Community health center patients, who frequently face transportation barriers and less flexibility in the workday and arranging for childcare, must have the ability to see a primary care physician and mental health specialist on the same day. This will allow patients to minimize their time away from work, decreases no-show rates for appointments, and maintains both physical and mental health continuity of care. Furthermore, current Medicaid and Medicare billing structures do not allow for reimbursing core integrated care services such as provider consultation time and care team meetings, and value-based payment does not yet fully cover these and other integration costs. Delivery system payment reform must meaningfully adhere to the needs of integrated care models.

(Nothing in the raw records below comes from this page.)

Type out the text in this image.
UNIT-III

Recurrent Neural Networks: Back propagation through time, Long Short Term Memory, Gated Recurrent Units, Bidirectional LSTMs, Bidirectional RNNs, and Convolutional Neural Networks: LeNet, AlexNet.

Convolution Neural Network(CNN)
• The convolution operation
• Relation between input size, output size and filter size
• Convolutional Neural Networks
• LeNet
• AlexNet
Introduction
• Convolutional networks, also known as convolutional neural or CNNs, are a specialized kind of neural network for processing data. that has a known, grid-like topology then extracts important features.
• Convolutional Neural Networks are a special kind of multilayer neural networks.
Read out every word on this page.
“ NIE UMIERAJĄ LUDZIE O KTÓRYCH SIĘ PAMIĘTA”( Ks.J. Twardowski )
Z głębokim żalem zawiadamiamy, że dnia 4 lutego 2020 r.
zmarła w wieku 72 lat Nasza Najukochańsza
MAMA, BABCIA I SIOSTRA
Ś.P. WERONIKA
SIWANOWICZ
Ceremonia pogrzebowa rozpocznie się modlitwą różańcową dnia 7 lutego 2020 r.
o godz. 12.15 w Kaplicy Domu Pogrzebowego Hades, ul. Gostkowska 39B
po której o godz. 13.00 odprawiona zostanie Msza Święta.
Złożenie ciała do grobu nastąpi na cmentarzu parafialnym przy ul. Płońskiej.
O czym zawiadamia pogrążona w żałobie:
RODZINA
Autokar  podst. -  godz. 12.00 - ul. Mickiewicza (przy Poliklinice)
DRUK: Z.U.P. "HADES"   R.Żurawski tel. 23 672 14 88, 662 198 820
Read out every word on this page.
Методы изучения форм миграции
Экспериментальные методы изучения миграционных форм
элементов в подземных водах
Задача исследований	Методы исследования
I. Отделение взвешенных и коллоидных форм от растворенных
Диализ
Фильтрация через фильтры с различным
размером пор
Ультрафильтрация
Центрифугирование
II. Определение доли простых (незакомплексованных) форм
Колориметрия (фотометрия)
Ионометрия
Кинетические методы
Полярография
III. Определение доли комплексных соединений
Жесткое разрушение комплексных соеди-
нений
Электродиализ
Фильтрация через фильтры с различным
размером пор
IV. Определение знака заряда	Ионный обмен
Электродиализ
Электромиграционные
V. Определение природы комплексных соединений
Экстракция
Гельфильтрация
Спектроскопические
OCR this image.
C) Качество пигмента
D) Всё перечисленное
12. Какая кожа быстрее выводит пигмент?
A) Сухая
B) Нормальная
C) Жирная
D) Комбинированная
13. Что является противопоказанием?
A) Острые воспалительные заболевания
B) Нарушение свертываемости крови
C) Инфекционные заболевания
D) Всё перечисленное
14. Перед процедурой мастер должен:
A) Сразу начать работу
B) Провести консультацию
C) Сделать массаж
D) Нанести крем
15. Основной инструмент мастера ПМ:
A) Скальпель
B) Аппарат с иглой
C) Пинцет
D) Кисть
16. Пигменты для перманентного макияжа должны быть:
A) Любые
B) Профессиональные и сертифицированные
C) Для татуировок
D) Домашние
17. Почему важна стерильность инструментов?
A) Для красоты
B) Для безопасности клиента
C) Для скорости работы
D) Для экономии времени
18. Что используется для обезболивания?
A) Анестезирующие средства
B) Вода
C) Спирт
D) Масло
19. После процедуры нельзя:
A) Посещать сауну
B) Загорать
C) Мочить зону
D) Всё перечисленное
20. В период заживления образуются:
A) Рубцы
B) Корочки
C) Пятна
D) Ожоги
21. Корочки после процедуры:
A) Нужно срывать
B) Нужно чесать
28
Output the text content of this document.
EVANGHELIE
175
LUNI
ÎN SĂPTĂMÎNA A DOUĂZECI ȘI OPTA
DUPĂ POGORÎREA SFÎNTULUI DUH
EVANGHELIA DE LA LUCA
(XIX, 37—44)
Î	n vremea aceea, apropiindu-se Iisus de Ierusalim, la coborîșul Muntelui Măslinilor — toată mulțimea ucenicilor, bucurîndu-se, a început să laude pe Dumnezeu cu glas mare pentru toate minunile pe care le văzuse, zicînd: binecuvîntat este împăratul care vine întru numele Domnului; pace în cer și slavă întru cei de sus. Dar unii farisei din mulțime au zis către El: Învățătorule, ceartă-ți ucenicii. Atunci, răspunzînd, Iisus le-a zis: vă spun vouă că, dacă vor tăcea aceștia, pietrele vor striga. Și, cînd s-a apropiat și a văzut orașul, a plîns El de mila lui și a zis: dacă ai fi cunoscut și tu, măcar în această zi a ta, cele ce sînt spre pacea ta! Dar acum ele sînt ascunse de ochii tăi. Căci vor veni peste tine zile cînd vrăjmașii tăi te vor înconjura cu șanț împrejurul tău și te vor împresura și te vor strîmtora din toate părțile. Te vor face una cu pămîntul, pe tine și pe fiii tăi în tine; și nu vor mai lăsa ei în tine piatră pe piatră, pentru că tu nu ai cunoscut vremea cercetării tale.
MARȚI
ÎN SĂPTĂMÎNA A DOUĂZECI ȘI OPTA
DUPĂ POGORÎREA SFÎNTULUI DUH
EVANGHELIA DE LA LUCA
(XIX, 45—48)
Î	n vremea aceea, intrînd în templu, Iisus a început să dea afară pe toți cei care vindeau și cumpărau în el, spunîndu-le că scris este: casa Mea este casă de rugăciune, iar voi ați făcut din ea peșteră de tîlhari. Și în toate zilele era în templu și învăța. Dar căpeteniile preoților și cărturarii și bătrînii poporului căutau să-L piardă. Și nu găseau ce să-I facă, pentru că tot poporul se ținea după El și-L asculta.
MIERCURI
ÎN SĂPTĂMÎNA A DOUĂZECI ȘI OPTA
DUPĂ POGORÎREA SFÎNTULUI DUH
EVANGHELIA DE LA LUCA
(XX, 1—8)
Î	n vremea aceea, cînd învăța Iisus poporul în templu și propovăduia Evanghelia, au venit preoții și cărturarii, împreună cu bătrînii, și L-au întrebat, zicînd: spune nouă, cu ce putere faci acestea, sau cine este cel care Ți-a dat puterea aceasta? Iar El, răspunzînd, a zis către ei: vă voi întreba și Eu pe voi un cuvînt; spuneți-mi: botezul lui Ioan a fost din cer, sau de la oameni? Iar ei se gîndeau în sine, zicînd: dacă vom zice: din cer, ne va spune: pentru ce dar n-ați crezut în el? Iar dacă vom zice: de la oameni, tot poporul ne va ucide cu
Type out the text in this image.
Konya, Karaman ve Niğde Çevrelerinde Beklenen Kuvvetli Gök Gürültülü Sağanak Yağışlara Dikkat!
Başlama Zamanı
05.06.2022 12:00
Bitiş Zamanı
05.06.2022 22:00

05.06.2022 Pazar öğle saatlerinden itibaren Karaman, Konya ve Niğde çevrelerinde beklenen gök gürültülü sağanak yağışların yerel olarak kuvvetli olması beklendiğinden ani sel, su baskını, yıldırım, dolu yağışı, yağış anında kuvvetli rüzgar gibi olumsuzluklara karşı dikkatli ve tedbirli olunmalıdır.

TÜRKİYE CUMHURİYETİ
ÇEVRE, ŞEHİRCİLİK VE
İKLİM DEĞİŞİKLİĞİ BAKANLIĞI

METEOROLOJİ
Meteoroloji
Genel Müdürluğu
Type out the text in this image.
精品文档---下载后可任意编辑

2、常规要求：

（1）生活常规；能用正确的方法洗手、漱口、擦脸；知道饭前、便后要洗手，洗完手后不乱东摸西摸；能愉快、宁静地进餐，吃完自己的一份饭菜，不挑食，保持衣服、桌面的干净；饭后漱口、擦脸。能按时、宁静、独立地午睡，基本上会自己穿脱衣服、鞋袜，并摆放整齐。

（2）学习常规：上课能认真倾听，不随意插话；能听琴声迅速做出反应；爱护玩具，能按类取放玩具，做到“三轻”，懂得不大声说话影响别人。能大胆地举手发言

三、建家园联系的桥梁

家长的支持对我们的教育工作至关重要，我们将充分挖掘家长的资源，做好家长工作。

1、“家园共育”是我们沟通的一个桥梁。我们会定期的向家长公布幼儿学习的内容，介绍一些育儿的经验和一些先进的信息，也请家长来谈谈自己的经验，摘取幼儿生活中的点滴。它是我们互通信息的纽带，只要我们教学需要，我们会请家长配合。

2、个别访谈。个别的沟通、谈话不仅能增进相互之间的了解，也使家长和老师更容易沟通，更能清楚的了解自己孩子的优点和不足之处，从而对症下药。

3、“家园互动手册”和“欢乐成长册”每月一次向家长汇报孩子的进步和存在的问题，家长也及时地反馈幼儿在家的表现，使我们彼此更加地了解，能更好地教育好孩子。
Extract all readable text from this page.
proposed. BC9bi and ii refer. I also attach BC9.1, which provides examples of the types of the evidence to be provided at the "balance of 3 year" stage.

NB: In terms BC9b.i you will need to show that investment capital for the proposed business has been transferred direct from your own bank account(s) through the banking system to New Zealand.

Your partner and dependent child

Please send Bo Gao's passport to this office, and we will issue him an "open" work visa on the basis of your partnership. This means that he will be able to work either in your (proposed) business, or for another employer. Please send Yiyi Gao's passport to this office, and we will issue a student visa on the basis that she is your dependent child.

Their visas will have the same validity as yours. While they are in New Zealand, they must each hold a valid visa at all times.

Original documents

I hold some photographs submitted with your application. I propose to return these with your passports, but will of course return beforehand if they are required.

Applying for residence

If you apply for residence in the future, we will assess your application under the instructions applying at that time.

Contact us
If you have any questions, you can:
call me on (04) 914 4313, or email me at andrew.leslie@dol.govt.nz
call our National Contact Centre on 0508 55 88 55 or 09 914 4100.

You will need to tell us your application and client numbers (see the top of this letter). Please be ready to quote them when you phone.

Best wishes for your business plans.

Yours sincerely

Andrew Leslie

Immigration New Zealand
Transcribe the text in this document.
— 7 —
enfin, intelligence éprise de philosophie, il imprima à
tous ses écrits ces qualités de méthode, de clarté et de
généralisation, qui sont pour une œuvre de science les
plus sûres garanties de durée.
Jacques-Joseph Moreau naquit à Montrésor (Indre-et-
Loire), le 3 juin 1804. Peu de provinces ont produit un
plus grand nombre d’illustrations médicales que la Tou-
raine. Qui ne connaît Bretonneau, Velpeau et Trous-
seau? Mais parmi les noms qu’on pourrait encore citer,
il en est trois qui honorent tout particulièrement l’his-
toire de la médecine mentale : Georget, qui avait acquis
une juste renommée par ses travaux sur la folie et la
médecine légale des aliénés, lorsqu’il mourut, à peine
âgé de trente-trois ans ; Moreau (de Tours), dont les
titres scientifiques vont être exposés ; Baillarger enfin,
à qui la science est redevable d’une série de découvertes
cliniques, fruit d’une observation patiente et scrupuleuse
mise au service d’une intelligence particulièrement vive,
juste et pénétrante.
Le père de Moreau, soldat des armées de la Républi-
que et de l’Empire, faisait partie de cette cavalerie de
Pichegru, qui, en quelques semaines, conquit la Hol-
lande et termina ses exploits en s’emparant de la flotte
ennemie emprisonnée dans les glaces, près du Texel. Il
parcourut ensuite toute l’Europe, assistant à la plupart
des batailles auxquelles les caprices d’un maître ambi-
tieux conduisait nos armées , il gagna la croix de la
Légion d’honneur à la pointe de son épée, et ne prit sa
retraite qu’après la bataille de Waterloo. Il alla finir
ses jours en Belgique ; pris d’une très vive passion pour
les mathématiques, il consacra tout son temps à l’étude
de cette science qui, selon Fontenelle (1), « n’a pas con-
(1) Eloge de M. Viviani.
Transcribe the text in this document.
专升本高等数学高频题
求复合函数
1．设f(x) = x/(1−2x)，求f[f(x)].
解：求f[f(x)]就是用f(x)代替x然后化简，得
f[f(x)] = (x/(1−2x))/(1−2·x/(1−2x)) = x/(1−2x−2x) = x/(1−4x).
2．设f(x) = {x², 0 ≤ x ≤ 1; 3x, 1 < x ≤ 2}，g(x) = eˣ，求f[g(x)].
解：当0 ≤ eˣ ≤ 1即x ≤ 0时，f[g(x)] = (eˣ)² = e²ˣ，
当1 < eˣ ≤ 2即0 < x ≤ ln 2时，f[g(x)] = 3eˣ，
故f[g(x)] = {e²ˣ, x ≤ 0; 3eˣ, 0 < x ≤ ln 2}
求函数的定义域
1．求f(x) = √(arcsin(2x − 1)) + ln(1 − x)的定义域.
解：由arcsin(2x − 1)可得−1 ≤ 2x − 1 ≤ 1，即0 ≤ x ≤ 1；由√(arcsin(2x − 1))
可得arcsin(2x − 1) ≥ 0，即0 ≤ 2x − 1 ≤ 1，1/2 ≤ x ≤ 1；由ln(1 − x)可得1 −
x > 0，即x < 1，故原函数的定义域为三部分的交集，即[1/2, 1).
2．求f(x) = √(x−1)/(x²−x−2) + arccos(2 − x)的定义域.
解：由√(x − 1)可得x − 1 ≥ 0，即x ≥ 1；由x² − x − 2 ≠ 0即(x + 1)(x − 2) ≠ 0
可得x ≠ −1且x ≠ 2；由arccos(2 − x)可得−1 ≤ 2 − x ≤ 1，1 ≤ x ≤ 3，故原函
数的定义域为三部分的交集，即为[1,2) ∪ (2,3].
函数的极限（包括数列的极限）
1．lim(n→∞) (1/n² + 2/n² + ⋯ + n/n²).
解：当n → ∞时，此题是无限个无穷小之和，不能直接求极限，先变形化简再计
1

STREAMLINING PRIMARY CARE FACILITY REGULATIONS
Reduce the administrative burden associated with meeting primary care facility requirements in order to increase the ability to develop and expand primary care practices.
The licensing and certification process, as currently administered, can be a source of great difficulty and confusion for community clinics and health centers (CCHCs). PCDC supports primary care practices by advocating for reducing the burden of complexity they face and improving the functionality of the licensing and certification process. The licensing and certification process utilizes standards defined in state and federal law and regulations to evaluate health facility compliance and is intended to both ensure public safety at CCHCs. However, the current operational requirements for this process, including construction and safety requirements, are complex, burdensome and lack alignment with the needs of primary care facilities. This barrier deters expansion of existing sites as well as the initiation of the construction of others. It is essential that these construction and safety standards be amended to reflect the type of facility, the needs of the patients served, and the types and levels of services provided.
A research brief developed by PCDC examines multiple aspects of primary care access across the state of California. Disparities in access are observed, and a closer analysis of the four largest cities in California reveals further disparities that are aligned with socioeconomic indicators.